|McNaul makes manager|
by Jacob Lane · March 19, 2014
The city decided to offer Lawrence McNaul a full-time contract to be the next city manager of West Liberty in a 3-2 decision by the city council Saturday, March 15.
He and candidate Lowell Crow were called back for a second set of interviews in closed session by the council. Ultimately the members decided to give WL Police Chief and Interim Manager McNaul the full-time position.
"I think both candidates were very great, they both had leadership and accountability, they're almost cut from the same cloth," said Mayor Hartman after the decision.
In fact, the candidates' similarity may be the reason for the split vote. Council members Ethan Anderson, Melody Russell and Bill Cline voted in favor of McNaul while Jose Zacarias and Felicie Simmons voted against.
"The candidates were so good my vote was a way to give credit to Mr. Crow," said Zacarias, "But I support McNaul completely and everything he'll do."
As city manager, McNaul will be responsible for the day-to-day operation of the city, as well as overseeing the various city departments in West Liberty. He was thrilled to get the position.

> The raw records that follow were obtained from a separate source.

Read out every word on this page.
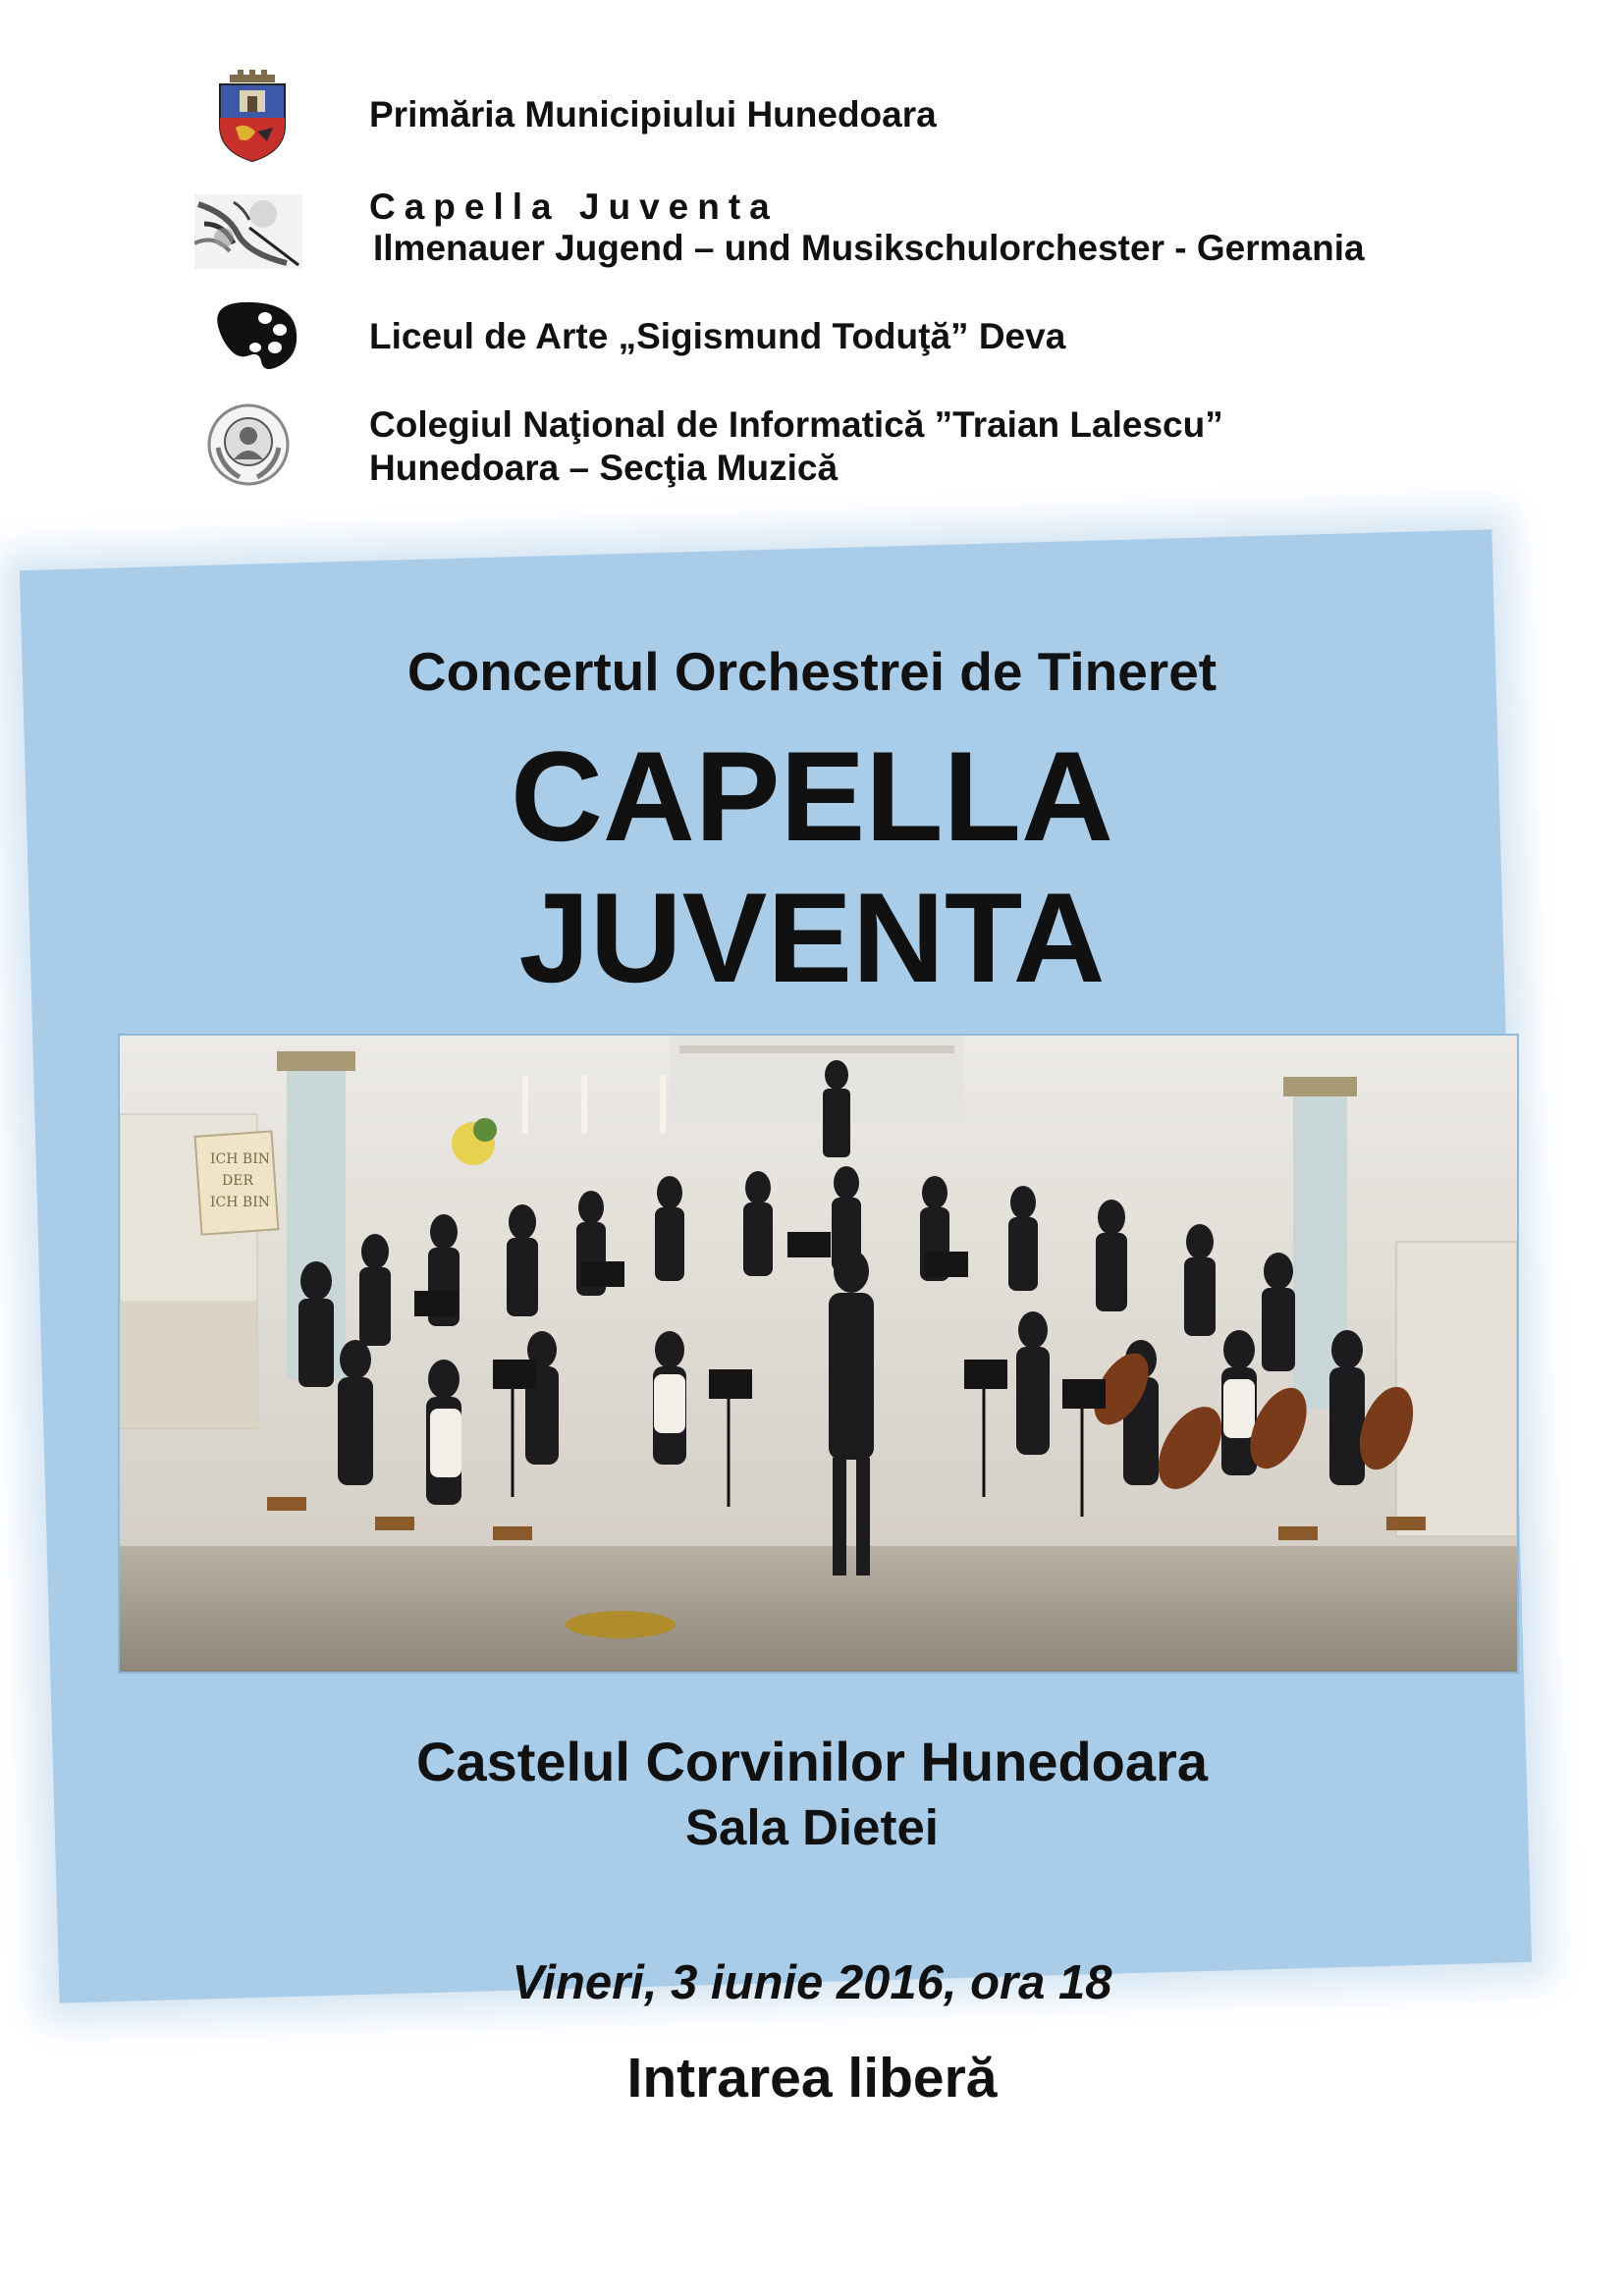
Primăria Municipiului Hunedoara
Capella Juventa
Ilmenauer Jugend – und Musikschulorchester - Germania
Liceul de Arte „Sigismund Toduţă” Deva
Colegiul Naţional de Informatică ”Traian Lalescu”
Hunedoara – Secţia Muzică
Concertul Orchestrei de Tineret
CAPELLA
JUVENTA
ICH BIN
DER
ICH BIN
Castelul Corvinilor Hunedoara
Sala Dietei
Vineri, 3 iunie 2016, ora 18
Intrarea liberă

"I was very elated, I was happy to receive the phone call," said McNaul.
He has been West Liberty's temporary manager since last October; however, he was brought in as the new police chief last summer. He currently holds both roles.
As the council works out his final contract during its March 18 meeting, decisions will need to be made whether he will be allowed to stay on as police chief.

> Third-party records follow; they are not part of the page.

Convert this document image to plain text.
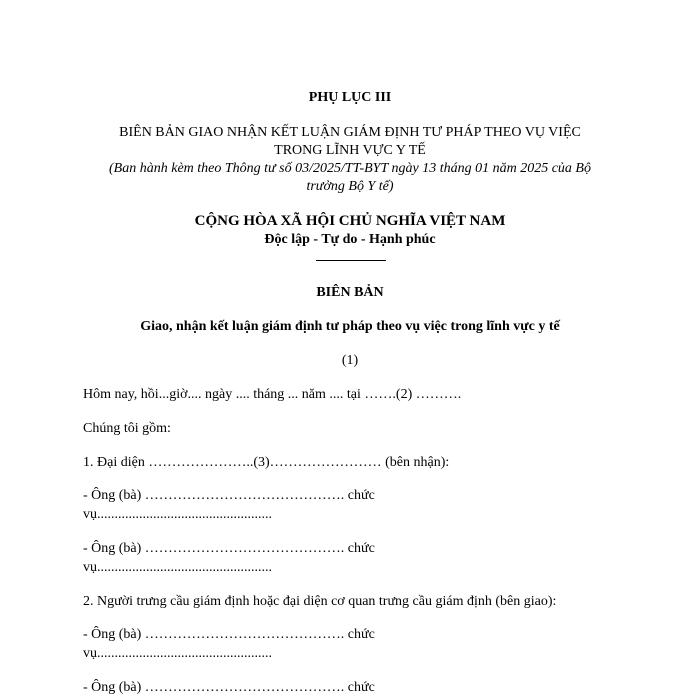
PHỤ LỤC III
BIÊN BẢN GIAO NHẬN KẾT LUẬN GIÁM ĐỊNH TƯ PHÁP THEO VỤ VIỆC
TRONG LĨNH VỰC Y TẾ
(Ban hành kèm theo Thông tư số 03/2025/TT-BYT ngày 13 tháng 01 năm 2025 của Bộ
trưởng Bộ Y tế)
CỘNG HÒA XÃ HỘI CHỦ NGHĨA VIỆT NAM
Độc lập - Tự do - Hạnh phúc
BIÊN BẢN
Giao, nhận kết luận giám định tư pháp theo vụ việc trong lĩnh vực y tế
(1)
Hôm nay, hồi...giờ.... ngày .... tháng ... năm .... tại …….(2) ……….
Chúng tôi gồm:
1. Đại diện …………………..(3)…………………… (bên nhận):
- Ông (bà) ……………………………………. chức
vụ..................................................
- Ông (bà) ……………………………………. chức
vụ..................................................
2. Người trưng cầu giám định hoặc đại diện cơ quan trưng cầu giám định (bên giao):
- Ông (bà) ……………………………………. chức
vụ..................................................
- Ông (bà) ……………………………………. chức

Some citizens have voiced opinions against McNaul holding both seats. While they're fine with the council's decision, they believe it would give him too much authority.
"I don't know what the council is going to decide, but it's not uncommon in this state to have a city manager oversee the police department," responded McNaul.
He believes that since the mayor has the final say over the police department, ultimately he still answers to the mayor and council.
And if the council decides to remove him from the police chief position:
"If that's what they feel is best I'll support that, but I think we should take some time and look at it all. I would like to see us take this opportunity to add a school resource officer."
McNaul would like to create a liaison police position between the department and the school, he believes this would be a much more valuable resource than looking for another police chief.
In fact, McNaul put in for the position because he has several ideas. During his time as the interim he didn't pursue many changes because he didn't feel comfortable making those decisions. Now that he's full-time, McNaul is ready to get to work.
"I'd like to see curbside recycling at no extra cost, it's difficult but I believe it would be feasible," he said. "Also, we have a lot of personnel rules and city codes that are outdated that need attention."
According to Karl Nollenberger, vice president of Vorhees Associates, McNaul is in for a large workload. Nollenberger and the firm were put in charge of the search at its beginning and have seen it through to the end.
"It's a smaller population in West Liberty with as much demand on the city manager as a city twice its size," he said. "Since it's a bigger operation than usual you have to make sure to get the cards to fit right."
West Liberty has a population nearing 4,000 and has control over several of its utilities, including water and electricity. Housing the Muscatine County Fairgrounds and the WL Community School District, it's a small town with a lot going on.
Nollenberger was also impressed with the number of community members that showed up for the candidate meet-and-greet at the library March 14. He said he often doesn't see turnouts this size from smaller towns.
The search for a new city manager began last October after the contract for former city manager Chris Ward was terminated by the council in a 4-1 vote.
His termination occurred after the city discovered many of the bins that the city sends to Muscatine for recycling were actually being dumped. Ward maintained he was unaware of the situation.
Afterward, it was decided to use outside help from Voorhees. The firm screened several candidates before presenting a list of around 12 to the council. The council brought the number down to four, then held several interviews Saturday.
From 8 a.m. until noon, candidates met with either the council or a specially selected community panel in closed sessions. After lunch the community panel and department heads discussed their choices with the council.
The council made its final decision around 4:30 p.m. after a long day of deliberations.
As McNaul takes over the position full-time he'd like to receive input from the community, stating that anyone who wants to talk to him can call city hall at 319-627-2418.
"I just want to encourage the community to reach out to me. My family came here to immerse ourselves," said McNaul. "Maybe someone already has a solution or idea."